Salaries for UK executives were frozen in 2009 the median salary increase for chief executives and other directors (but excluding finance directors) was 0 per cent. Companies are budgeting for zero salary increases in 2010 for executives, compared with a budget for other employees of 2 per cent.
Finance directors, whose skills are in high demand in the current economic climate, saw a median increase of 2.9 per cent.
We are witnessing a departure from the long-running trend of executives' salaries increasing at a faster rate than those of other employees, said Sue Bartlett, a senior executive reward consultant at Watson Wyatt. We are now seeing a much closer correlation between the performance of companies and the compensation executives are actually receiving.

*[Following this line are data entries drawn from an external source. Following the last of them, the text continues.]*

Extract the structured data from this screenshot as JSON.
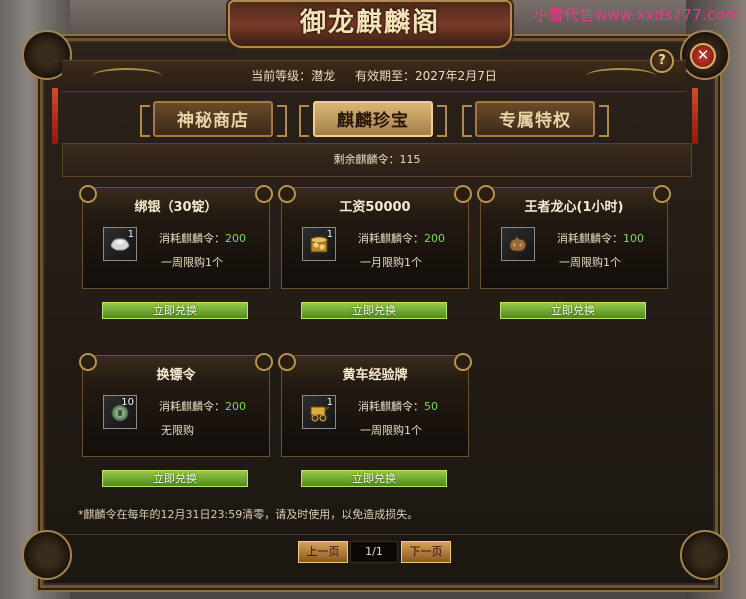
{
  "watermark": "小雪代售www.xxds777.com",
  "title": "御龙麒麟阁",
  "status": {
    "level_label": "当前等级：潜龙",
    "expiry_label": "有效期至：2027年2月7日"
  },
  "tabs": [
    {
      "label": "神秘商店",
      "active": false
    },
    {
      "label": "麒麟珍宝",
      "active": true
    },
    {
      "label": "专属特权",
      "active": false
    }
  ],
  "remaining": "剩余麒麟令：115",
  "items": [
    {
      "name": "绑银（30锭）",
      "count": "1",
      "cost_label": "消耗麒麟令：",
      "cost": "200",
      "limit": "一周限购1个",
      "button": "立即兑换",
      "icon": "silver-ingot-icon"
    },
    {
      "name": "工资50000",
      "count": "1",
      "cost_label": "消耗麒麟令：",
      "cost": "200",
      "limit": "一月限购1个",
      "button": "立即兑换",
      "icon": "gold-coins-icon"
    },
    {
      "name": "王者龙心(1小时)",
      "count": "",
      "cost_label": "消耗麒麟令：",
      "cost": "100",
      "limit": "一周限购1个",
      "button": "立即兑换",
      "icon": "dragon-heart-icon"
    },
    {
      "name": "换镖令",
      "count": "10",
      "cost_label": "消耗麒麟令：",
      "cost": "200",
      "limit": "无限购",
      "button": "立即兑换",
      "icon": "escort-token-icon"
    },
    {
      "name": "黄车经验牌",
      "count": "1",
      "cost_label": "消耗麒麟令：",
      "cost": "50",
      "limit": "一周限购1个",
      "button": "立即兑换",
      "icon": "yellow-cart-icon"
    }
  ],
  "note": "*麒麟令在每年的12月31日23:59清零，请及时使用，以免造成损失。",
  "pagination": {
    "prev": "上一页",
    "page": "1/1",
    "next": "下一页"
  },
  "buttons": {
    "help": "?",
    "close": "✕"
  }
}
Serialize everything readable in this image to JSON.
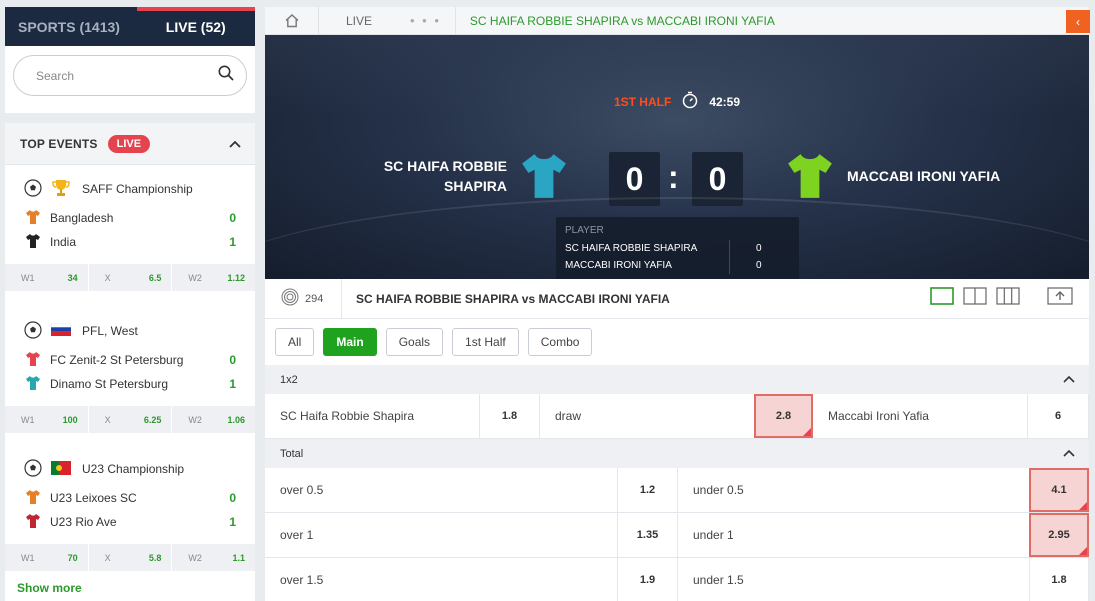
{
  "sidebar": {
    "tab_sports": "SPORTS (1413)",
    "tab_live": "LIVE (52)",
    "search_placeholder": "Search",
    "top_events_title": "TOP EVENTS",
    "live_badge": "LIVE",
    "show_more": "Show more",
    "events": [
      {
        "league": "SAFF Championship",
        "league_icon": "trophy-icon",
        "home": "Bangladesh",
        "home_score": "0",
        "home_shirt": "#e57f2a",
        "away": "India",
        "away_score": "1",
        "away_shirt": "#222222",
        "w1_label": "W1",
        "w1": "34",
        "x_label": "X",
        "x": "6.5",
        "w2_label": "W2",
        "w2": "1.12"
      },
      {
        "league": "PFL, West",
        "league_icon": "russia-flag-icon",
        "home": "FC Zenit-2 St Petersburg",
        "home_score": "0",
        "home_shirt": "#e5434e",
        "away": "Dinamo St Petersburg",
        "away_score": "1",
        "away_shirt": "#2aa6b0",
        "w1_label": "W1",
        "w1": "100",
        "x_label": "X",
        "x": "6.25",
        "w2_label": "W2",
        "w2": "1.06"
      },
      {
        "league": "U23 Championship",
        "league_icon": "portugal-flag-icon",
        "home": "U23 Leixoes SC",
        "home_score": "0",
        "home_shirt": "#e57f2a",
        "away": "U23 Rio Ave",
        "away_score": "1",
        "away_shirt": "#c0262f",
        "w1_label": "W1",
        "w1": "70",
        "x_label": "X",
        "x": "5.8",
        "w2_label": "W2",
        "w2": "1.1"
      }
    ]
  },
  "breadcrumb": {
    "live": "LIVE",
    "dots": "• • •",
    "match": "SC HAIFA ROBBIE SHAPIRA vs MACCABI IRONI YAFIA"
  },
  "scoreboard": {
    "period": "1ST HALF",
    "time": "42:59",
    "home_line1": "SC HAIFA ROBBIE",
    "home_line2": "SHAPIRA",
    "away": "MACCABI IRONI YAFIA",
    "home_score": "0",
    "away_score": "0",
    "colon": ":",
    "home_shirt": "#2aa6c4",
    "away_shirt": "#7ed321",
    "player_header": "PLAYER",
    "player_rows": [
      {
        "name": "SC HAIFA ROBBIE SHAPIRA",
        "value": "0"
      },
      {
        "name": "MACCABI IRONI YAFIA",
        "value": "0"
      }
    ]
  },
  "match_bar": {
    "count": "294",
    "title": "SC HAIFA ROBBIE SHAPIRA vs MACCABI IRONI YAFIA"
  },
  "filters": [
    "All",
    "Main",
    "Goals",
    "1st Half",
    "Combo"
  ],
  "active_filter": "Main",
  "markets": {
    "m1x2": {
      "title": "1x2",
      "home": "SC Haifa Robbie Shapira",
      "home_odd": "1.8",
      "draw": "draw",
      "draw_odd": "2.8",
      "away": "Maccabi Ironi Yafia",
      "away_odd": "6"
    },
    "total": {
      "title": "Total",
      "rows": [
        {
          "over": "over 0.5",
          "over_odd": "1.2",
          "under": "under 0.5",
          "under_odd": "4.1"
        },
        {
          "over": "over 1",
          "over_odd": "1.35",
          "under": "under 1",
          "under_odd": "2.95"
        },
        {
          "over": "over 1.5",
          "over_odd": "1.9",
          "under": "under 1.5",
          "under_odd": "1.8"
        }
      ]
    }
  },
  "colors": {
    "accent_green": "#2b9a2b",
    "live_red": "#e5434e",
    "nav_dark": "#1b2a41",
    "highlight_odd": "#f6d4d3",
    "back_orange": "#f0621f"
  }
}
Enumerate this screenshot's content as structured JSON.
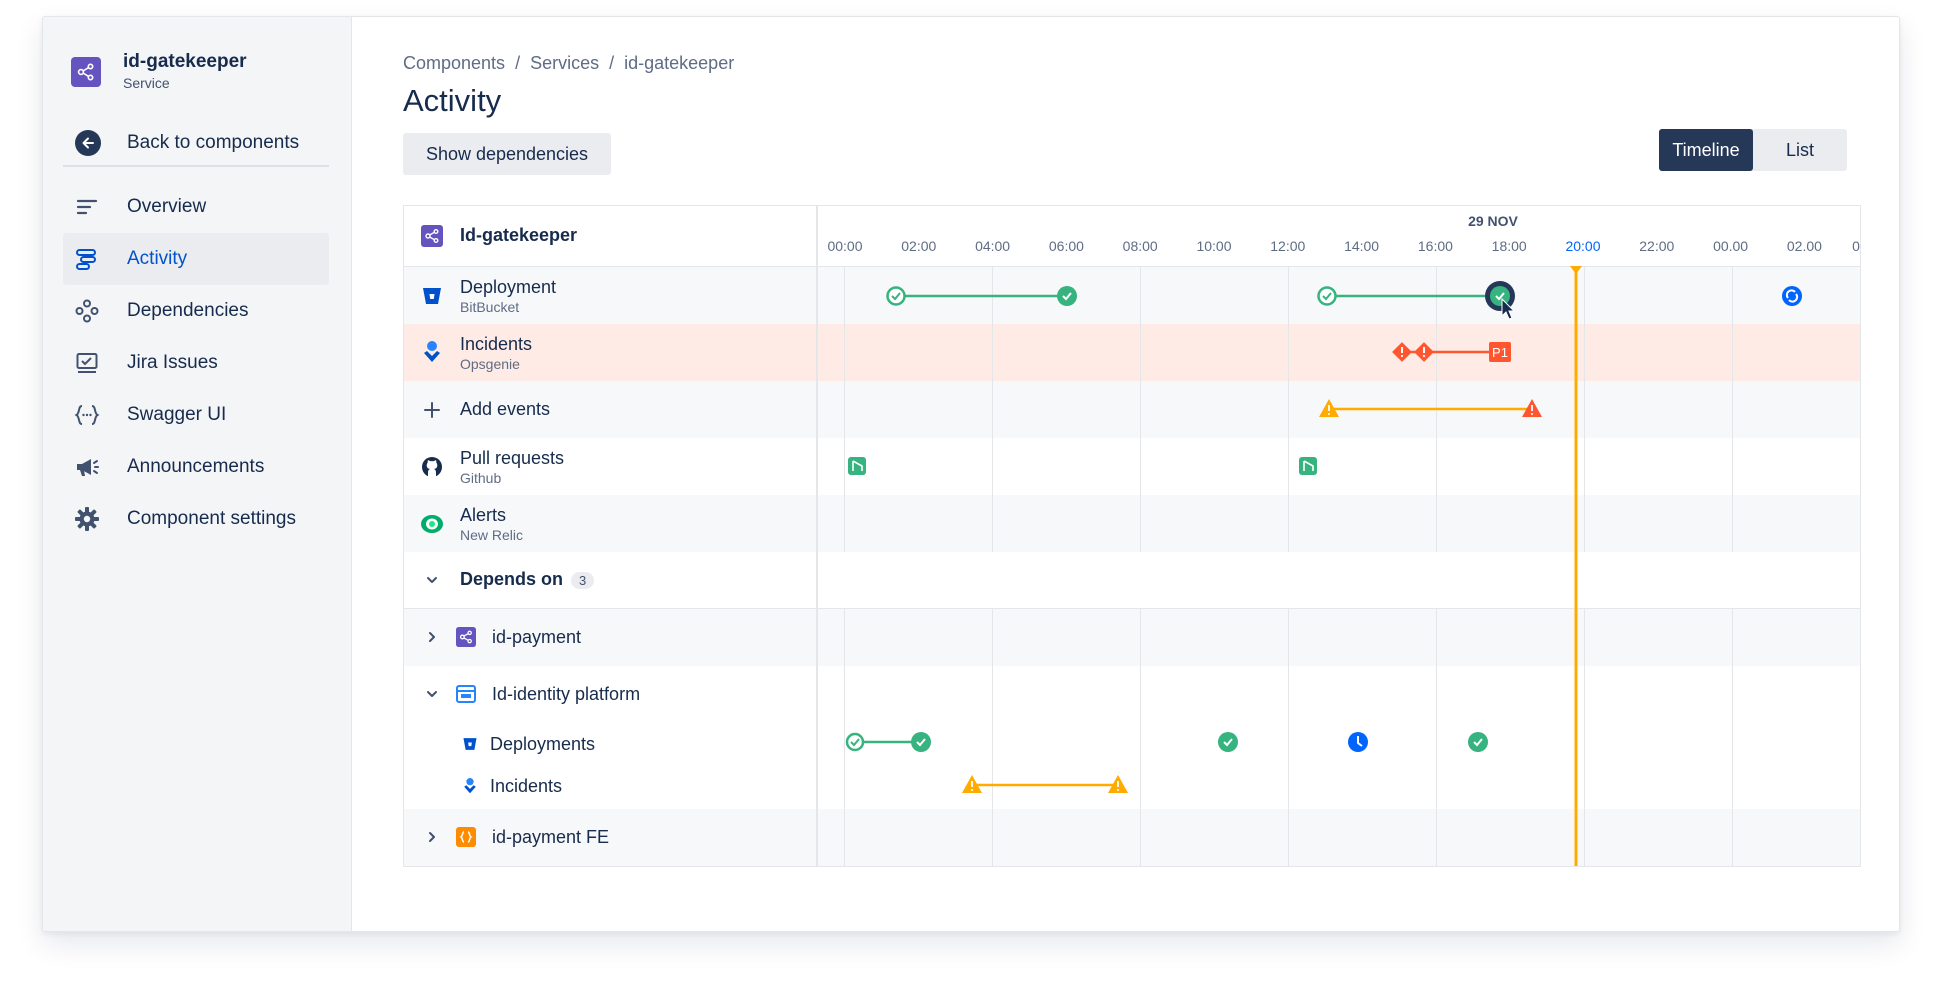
{
  "sidebar": {
    "service_name": "id-gatekeeper",
    "service_type": "Service",
    "back_label": "Back to components",
    "items": [
      {
        "label": "Overview",
        "icon": "overview-icon",
        "active": false
      },
      {
        "label": "Activity",
        "icon": "activity-icon",
        "active": true
      },
      {
        "label": "Dependencies",
        "icon": "dependencies-icon",
        "active": false
      },
      {
        "label": "Jira Issues",
        "icon": "jira-issues-icon",
        "active": false
      },
      {
        "label": "Swagger UI",
        "icon": "swagger-icon",
        "active": false
      },
      {
        "label": "Announcements",
        "icon": "megaphone-icon",
        "active": false
      },
      {
        "label": "Component settings",
        "icon": "gear-icon",
        "active": false
      }
    ]
  },
  "breadcrumb": [
    "Components",
    "Services",
    "id-gatekeeper"
  ],
  "page_title": "Activity",
  "show_deps_label": "Show dependencies",
  "view_toggle": {
    "timeline": "Timeline",
    "list": "List",
    "selected": "Timeline"
  },
  "timeline": {
    "header_title": "Id-gatekeeper",
    "date_label": "29 NOV",
    "ticks": [
      "00:00",
      "02:00",
      "04:00",
      "06:00",
      "08:00",
      "10:00",
      "12:00",
      "14:00",
      "16:00",
      "18:00",
      "20:00",
      "22:00",
      "00.00",
      "02.00",
      "0"
    ],
    "now_tick": "20:00",
    "rows": [
      {
        "title": "Deployment",
        "subtitle": "BitBucket",
        "icon": "bitbucket-icon"
      },
      {
        "title": "Incidents",
        "subtitle": "Opsgenie",
        "icon": "opsgenie-icon",
        "highlighted": true
      },
      {
        "title": "Add events",
        "icon": "plus-icon"
      },
      {
        "title": "Pull requests",
        "subtitle": "Github",
        "icon": "github-icon"
      },
      {
        "title": "Alerts",
        "subtitle": "New Relic",
        "icon": "newrelic-icon"
      }
    ],
    "depends_on": {
      "label": "Depends on",
      "count": "3"
    },
    "dependencies": [
      {
        "name": "id-payment",
        "expanded": false,
        "icon": "service-icon"
      },
      {
        "name": "Id-identity platform",
        "expanded": true,
        "icon": "platform-icon",
        "children": [
          {
            "name": "Deployments",
            "icon": "bitbucket-icon"
          },
          {
            "name": "Incidents",
            "icon": "opsgenie-icon"
          }
        ]
      },
      {
        "name": "id-payment FE",
        "expanded": false,
        "icon": "frontend-icon"
      }
    ],
    "incident_label": "P1"
  },
  "colors": {
    "accent": "#0052cc",
    "success": "#36b37e",
    "danger": "#ff5630",
    "warning": "#ffab00",
    "now_line": "#ffab00",
    "incident_row_bg": "#ffebe6",
    "service_icon": "#6554c0"
  }
}
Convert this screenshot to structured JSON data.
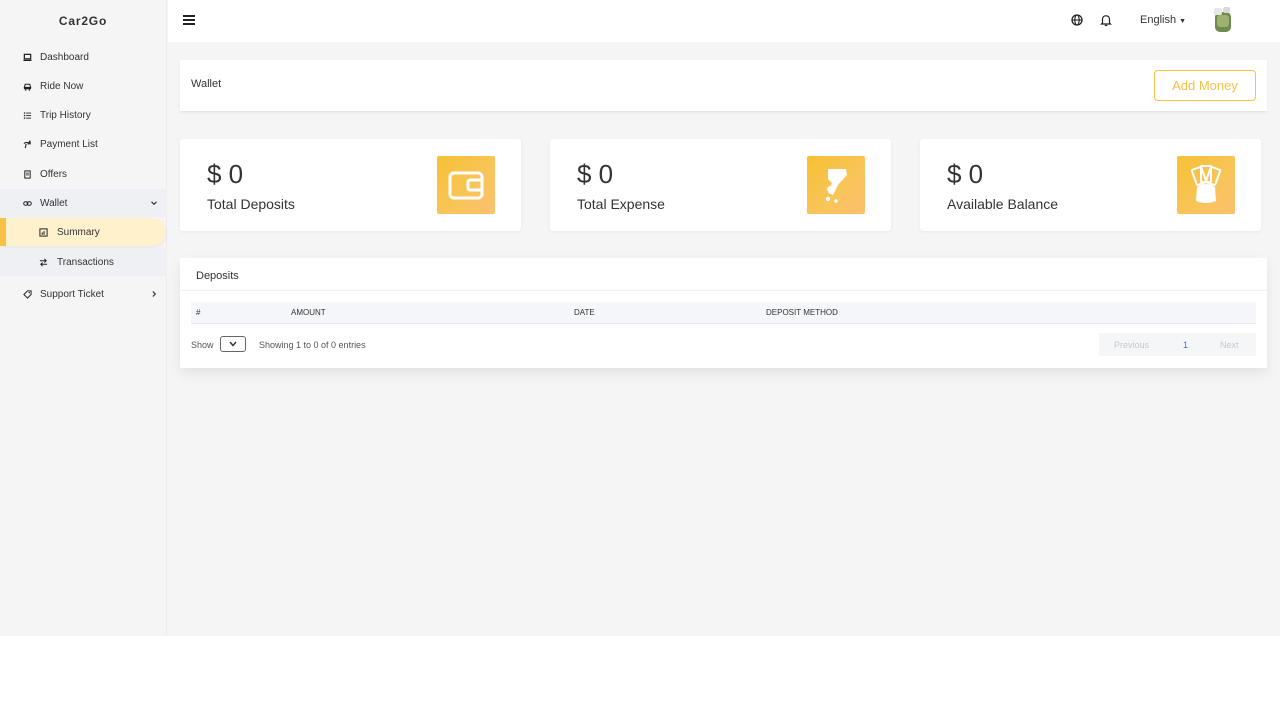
{
  "app": {
    "brand": "Car2Go"
  },
  "sidebar": {
    "items": [
      {
        "label": "Dashboard",
        "icon": "laptop-icon"
      },
      {
        "label": "Ride Now",
        "icon": "car-icon"
      },
      {
        "label": "Trip History",
        "icon": "list-icon"
      },
      {
        "label": "Payment List",
        "icon": "hand-coin-icon"
      },
      {
        "label": "Offers",
        "icon": "receipt-icon"
      },
      {
        "label": "Wallet",
        "icon": "link-icon"
      },
      {
        "label": "Support Ticket",
        "icon": "tag-icon"
      }
    ],
    "wallet_sub": [
      {
        "label": "Summary",
        "icon": "chart-icon"
      },
      {
        "label": "Transactions",
        "icon": "swap-icon"
      }
    ]
  },
  "topbar": {
    "language": "English"
  },
  "page": {
    "title": "Wallet",
    "add_money": "Add Money"
  },
  "cards": [
    {
      "amount": "$ 0",
      "label": "Total Deposits",
      "icon": "wallet-icon"
    },
    {
      "amount": "$ 0",
      "label": "Total Expense",
      "icon": "hand-expense-icon"
    },
    {
      "amount": "$ 0",
      "label": "Available Balance",
      "icon": "money-bag-icon"
    }
  ],
  "deposits": {
    "title": "Deposits",
    "columns": [
      "#",
      "AMOUNT",
      "DATE",
      "DEPOSIT METHOD"
    ],
    "show_label": "Show",
    "info": "Showing 1 to 0 of 0 entries",
    "pagination": {
      "previous": "Previous",
      "current": "1",
      "next": "Next"
    }
  },
  "colors": {
    "accent": "#f5c146",
    "active_bg": "#fff1cc",
    "page_link": "#3b6fe0"
  }
}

This year the median salary increase for employees below management level was higher than for executives, at 2.5 per cent, and the increases awarded to executives and others were lower than had been budgeted in the previous year. This shows the impact of the credit crunch and recession, and the expectations for 2010 are that salaries will not catch up for the lost ground.
Bonus payments received (in respect of the previous year's performance) were significantly lower for executives. For chief executives the median bonus paid this year was 29 per cent of salary compared with 61 per cent in the previous year and a median bonus opportunity of 135 per cent.
Some commentators might be surprised that executives are receiving bonuses, even at this reduced level, said Sue Bartlett. However, some bonuses relate to the performance of companies that were late in being affected by the slowdown.
The Watson Wyatt survey found that more companies are deferring payment of annual bonuses, usually into shares for a period of three years. This trend reflects increased pressure from shareholders and regulators, particularly in the financial sector, where deferral is being insisted upon to reduce risk-taking, said Sue Bartlett.
Pension provision continues to reduce, with more companies closing defined benefit plans even for existing members.
Watson Wyatt also collects data for chairmen and non-executive directors. The 2009 data shows the same pattern as for executives, with the most common approach being no increase in fees in 2009 and none predicted for 2010.
With the time, responsibility and reputational risks associated with being a non executive director becoming ever more onerous, keeping fees at their current level may make it increasingly hard to recruit and retain the board members most able to meet these challenges, said Sue Bartlett.